This work investigates the generalization mechanisms underlying large language models’ (LLMs) mathematical reasoning capabilities, challenging the assumption that such reasoning relies on memorized factual answers or simple retrieval. Method: Leveraging influence function analysis, we identify high-impact pretraining documents associated with mathematical reasoning; these are then examined via qualitative content analysis and validated through multi-task ablation experiments on 7B- and 35B-parameter models. Contribution/Results: We provide the first empirical evidence that distinct reasoning problems within the same task share critical procedural knowledge—e.g., solution steps, formula derivations, and code logic—in pretraining documents. Crucially, these documents rarely contain final answers or intermediate results, yet enable robust cross-task procedural synthesis. Our findings establish that LLMs’ mathematical reasoning stems from generalization and recomposition of procedural knowledge, fundamentally differing from fact-based retrieval paradigms. This reframes reasoning as a compositional, knowledge-structured process and offers novel insights into the origins and robustness of model reasoning.
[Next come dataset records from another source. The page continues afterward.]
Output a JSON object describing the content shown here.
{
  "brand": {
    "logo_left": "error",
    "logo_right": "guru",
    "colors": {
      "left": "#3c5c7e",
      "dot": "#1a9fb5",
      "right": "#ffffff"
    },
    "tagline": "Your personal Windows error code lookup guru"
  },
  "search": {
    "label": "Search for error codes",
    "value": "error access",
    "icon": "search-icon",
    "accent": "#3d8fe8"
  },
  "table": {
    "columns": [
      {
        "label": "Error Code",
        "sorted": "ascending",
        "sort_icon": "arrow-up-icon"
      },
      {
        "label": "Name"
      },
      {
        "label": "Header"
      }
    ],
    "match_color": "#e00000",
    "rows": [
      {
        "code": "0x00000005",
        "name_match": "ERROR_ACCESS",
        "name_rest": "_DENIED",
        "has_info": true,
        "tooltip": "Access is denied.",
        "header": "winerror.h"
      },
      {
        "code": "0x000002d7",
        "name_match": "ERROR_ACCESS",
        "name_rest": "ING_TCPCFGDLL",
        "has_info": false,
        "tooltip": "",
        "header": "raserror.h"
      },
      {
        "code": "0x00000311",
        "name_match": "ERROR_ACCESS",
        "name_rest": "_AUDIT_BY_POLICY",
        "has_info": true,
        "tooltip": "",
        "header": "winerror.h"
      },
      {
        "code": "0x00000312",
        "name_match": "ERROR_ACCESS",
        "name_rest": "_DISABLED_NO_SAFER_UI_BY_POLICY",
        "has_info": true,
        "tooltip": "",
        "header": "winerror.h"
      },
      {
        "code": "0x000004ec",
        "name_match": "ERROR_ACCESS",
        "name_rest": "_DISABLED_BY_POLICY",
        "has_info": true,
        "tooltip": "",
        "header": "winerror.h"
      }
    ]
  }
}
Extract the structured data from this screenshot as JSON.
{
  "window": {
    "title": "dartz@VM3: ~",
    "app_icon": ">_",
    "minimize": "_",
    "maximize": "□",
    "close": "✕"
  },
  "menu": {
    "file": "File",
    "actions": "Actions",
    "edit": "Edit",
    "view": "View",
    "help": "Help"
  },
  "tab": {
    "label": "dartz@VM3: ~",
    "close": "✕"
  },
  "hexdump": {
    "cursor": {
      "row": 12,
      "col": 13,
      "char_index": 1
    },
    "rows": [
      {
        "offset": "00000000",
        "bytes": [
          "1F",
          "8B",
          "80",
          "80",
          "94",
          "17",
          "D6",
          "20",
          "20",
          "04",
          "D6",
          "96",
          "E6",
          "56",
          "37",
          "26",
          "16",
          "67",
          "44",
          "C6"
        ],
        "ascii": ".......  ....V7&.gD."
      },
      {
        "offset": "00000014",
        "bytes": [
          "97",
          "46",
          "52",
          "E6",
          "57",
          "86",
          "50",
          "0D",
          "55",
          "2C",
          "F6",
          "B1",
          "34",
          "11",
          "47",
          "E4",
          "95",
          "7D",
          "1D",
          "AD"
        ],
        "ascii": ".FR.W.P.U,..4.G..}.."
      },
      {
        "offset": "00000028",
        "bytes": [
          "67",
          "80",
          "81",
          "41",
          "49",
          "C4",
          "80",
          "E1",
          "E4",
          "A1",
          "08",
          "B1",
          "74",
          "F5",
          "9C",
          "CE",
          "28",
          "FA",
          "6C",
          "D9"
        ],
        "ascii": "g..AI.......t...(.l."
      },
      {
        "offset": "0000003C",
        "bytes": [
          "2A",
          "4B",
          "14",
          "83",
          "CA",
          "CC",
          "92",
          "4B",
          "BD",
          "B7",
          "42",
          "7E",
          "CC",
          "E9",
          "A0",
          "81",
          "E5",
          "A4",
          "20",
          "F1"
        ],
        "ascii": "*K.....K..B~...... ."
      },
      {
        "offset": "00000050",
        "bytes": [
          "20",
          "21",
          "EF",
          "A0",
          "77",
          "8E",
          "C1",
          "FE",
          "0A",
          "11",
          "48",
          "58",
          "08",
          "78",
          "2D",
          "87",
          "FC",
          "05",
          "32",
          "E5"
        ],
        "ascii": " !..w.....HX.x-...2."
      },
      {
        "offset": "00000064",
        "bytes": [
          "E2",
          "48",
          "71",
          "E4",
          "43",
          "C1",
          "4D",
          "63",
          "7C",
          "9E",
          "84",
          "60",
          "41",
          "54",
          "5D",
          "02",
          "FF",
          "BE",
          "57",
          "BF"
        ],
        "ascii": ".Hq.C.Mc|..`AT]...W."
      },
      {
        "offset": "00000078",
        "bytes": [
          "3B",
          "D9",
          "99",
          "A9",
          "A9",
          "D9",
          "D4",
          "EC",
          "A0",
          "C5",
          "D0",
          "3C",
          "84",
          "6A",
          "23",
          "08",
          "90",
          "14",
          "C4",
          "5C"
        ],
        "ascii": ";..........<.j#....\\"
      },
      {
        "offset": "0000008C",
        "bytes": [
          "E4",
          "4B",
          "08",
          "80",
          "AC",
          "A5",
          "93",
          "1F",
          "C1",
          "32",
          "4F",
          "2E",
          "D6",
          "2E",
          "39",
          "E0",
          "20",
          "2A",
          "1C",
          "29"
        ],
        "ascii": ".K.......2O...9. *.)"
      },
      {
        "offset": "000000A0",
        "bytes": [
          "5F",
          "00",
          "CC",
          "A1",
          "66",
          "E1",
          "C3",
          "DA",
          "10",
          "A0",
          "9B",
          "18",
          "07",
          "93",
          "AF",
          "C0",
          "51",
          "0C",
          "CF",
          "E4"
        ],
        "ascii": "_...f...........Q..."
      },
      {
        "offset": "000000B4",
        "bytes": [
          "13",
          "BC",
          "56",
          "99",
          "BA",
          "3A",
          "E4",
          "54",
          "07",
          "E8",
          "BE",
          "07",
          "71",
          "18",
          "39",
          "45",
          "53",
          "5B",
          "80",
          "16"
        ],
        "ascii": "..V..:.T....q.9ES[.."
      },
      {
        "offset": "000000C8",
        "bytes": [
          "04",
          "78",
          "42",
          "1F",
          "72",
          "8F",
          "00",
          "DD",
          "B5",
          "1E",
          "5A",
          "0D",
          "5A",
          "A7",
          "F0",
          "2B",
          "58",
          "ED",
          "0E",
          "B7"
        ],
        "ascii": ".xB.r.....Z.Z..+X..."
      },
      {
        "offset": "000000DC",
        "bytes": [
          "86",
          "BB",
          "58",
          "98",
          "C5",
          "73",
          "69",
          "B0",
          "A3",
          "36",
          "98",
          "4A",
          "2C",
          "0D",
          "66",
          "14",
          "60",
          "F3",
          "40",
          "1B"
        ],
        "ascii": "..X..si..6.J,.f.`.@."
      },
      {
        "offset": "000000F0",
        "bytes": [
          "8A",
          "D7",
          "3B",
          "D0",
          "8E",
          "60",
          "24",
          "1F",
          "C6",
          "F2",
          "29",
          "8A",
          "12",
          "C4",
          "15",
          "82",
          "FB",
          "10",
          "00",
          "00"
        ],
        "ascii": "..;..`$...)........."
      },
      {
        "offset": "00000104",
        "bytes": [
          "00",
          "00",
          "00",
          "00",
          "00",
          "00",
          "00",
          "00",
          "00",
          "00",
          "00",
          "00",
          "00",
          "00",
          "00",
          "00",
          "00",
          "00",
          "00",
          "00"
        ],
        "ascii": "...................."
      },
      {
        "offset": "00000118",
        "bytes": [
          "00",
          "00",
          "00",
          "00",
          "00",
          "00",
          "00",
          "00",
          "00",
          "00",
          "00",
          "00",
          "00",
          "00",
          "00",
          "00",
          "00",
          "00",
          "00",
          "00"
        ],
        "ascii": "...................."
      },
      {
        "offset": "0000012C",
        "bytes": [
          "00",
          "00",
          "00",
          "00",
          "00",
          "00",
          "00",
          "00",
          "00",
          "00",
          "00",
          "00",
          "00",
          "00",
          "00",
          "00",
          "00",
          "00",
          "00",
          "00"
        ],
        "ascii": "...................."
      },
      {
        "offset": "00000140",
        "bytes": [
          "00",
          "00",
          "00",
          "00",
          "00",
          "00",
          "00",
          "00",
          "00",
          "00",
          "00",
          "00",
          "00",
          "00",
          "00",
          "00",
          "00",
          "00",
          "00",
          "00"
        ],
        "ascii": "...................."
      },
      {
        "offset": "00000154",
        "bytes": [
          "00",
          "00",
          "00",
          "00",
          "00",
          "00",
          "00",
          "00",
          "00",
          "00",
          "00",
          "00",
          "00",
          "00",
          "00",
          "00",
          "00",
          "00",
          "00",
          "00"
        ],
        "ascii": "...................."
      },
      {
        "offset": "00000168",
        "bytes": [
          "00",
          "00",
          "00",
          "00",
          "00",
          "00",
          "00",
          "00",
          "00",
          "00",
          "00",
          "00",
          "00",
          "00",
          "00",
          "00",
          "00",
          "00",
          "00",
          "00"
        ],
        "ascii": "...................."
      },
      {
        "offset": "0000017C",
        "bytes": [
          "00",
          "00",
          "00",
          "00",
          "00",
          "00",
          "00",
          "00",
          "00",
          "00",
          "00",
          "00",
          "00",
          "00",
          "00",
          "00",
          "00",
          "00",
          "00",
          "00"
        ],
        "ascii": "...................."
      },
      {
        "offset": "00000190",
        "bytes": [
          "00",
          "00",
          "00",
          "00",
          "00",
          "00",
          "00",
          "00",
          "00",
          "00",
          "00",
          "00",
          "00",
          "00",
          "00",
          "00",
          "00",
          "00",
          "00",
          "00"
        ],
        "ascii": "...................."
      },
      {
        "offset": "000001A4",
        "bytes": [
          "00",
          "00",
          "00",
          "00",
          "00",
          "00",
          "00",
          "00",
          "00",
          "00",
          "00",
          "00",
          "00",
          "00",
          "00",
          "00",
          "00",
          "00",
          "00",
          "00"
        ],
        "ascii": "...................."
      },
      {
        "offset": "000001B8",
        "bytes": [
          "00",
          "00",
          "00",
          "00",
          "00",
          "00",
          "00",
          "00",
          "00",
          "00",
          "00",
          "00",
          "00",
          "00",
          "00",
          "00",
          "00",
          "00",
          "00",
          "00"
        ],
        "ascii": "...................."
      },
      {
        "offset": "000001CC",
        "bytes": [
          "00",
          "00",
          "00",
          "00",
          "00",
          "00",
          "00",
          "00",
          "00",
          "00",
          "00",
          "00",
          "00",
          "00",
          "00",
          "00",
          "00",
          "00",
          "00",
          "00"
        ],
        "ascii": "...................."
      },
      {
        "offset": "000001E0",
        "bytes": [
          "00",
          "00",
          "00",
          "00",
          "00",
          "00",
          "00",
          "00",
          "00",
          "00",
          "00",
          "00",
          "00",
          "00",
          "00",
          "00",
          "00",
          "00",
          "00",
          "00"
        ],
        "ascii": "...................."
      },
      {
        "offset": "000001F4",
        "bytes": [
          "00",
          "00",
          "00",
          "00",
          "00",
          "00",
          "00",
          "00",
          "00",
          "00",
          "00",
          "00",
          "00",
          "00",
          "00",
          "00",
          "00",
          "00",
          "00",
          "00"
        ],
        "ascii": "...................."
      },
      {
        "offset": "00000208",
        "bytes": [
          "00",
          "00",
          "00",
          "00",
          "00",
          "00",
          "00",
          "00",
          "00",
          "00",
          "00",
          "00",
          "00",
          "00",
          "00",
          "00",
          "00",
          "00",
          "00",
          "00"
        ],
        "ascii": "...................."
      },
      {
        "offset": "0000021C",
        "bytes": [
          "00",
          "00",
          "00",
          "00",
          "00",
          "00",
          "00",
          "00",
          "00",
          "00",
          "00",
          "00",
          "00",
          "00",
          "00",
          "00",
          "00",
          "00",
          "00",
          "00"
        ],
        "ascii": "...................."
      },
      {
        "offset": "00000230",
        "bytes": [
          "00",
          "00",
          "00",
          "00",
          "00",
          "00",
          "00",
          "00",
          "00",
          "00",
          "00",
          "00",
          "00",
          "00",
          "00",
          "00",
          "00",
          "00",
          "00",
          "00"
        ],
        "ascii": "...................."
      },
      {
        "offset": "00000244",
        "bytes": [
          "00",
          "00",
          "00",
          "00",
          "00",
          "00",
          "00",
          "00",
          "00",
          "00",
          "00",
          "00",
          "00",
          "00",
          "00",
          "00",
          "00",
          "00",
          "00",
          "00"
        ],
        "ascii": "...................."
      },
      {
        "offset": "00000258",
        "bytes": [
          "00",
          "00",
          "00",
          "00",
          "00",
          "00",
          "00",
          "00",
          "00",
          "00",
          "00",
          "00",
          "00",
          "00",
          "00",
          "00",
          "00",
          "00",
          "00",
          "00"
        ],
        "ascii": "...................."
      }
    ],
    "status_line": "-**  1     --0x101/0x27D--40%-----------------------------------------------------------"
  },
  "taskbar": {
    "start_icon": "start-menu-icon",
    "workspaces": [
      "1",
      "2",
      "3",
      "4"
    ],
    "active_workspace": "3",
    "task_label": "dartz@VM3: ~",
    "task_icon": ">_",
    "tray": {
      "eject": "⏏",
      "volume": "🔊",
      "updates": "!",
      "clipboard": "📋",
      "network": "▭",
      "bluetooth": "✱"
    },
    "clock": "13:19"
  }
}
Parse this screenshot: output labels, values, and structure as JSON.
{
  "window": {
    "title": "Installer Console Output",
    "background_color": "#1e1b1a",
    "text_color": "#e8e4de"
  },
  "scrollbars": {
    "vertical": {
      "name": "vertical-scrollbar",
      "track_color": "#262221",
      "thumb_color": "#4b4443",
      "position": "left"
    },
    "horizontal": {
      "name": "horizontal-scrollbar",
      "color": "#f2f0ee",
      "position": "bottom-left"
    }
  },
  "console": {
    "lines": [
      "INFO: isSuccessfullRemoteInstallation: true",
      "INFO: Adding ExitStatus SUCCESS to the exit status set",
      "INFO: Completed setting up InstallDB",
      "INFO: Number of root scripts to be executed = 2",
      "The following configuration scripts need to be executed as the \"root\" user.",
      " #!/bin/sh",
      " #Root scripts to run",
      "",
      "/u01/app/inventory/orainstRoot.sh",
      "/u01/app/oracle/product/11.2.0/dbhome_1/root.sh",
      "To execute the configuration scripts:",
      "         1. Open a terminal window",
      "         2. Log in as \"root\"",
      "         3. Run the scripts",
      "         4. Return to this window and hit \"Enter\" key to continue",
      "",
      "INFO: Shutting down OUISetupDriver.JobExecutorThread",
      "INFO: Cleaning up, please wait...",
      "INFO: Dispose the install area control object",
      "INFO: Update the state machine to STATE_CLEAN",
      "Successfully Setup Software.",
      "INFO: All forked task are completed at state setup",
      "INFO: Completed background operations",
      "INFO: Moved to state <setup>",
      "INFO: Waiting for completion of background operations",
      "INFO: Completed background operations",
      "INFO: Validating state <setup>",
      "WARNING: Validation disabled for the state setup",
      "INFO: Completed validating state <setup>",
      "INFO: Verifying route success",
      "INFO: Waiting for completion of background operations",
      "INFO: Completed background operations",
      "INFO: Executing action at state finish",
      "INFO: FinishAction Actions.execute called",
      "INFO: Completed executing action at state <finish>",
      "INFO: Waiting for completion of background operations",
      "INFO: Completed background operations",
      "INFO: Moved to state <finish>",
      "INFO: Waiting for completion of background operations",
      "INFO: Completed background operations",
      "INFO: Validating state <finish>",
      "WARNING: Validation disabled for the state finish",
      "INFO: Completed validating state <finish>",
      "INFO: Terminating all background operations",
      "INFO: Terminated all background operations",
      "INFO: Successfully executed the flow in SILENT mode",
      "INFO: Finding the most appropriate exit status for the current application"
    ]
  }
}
The capabilities and limitations of Large Language Models have been sketched out in great detail in recent years, providing an intriguing yet conflicting picture. On the one hand, LLMs demonstrate a general ability to solve problems. On the other hand, they show surprising reasoning gaps when compared to humans, casting doubt on the robustness of their generalisation strategies. The sheer volume of data used in the design of LLMs has precluded us from applying the method traditionally used to measure generalisation: train-test set separation. To overcome this, we study what kind of generalisation strategies LLMs employ when performing reasoning tasks by investigating the pretraining data they rely on. For two models of different sizes (7B and 35B) and 2.5B of their pretraining tokens, we identify what documents influence the model outputs for three simple mathematical reasoning tasks and contrast this to the data that are influential for answering factual questions. We find that, while the models rely on mostly distinct sets of data for each factual question, a document often has a similar influence across different reasoning questions within the same task, indicating the presence of procedural knowledge. We further find that the answers to factual questions often show up in the most influential data. However, for reasoning questions the answers usually do not show up as highly influential, nor do the answers to the intermediate reasoning steps. When we characterise the top ranked documents for the reasoning questions qualitatively, we confirm that the influential documents often contain procedural knowledge, like demonstrating how to obtain a solution using formulae or code. Our findings indicate that the approach to reasoning the models use is unlike retrieval, and more like a generalisable strategy that synthesises procedural knowledge from documents doing a similar form of reasoning.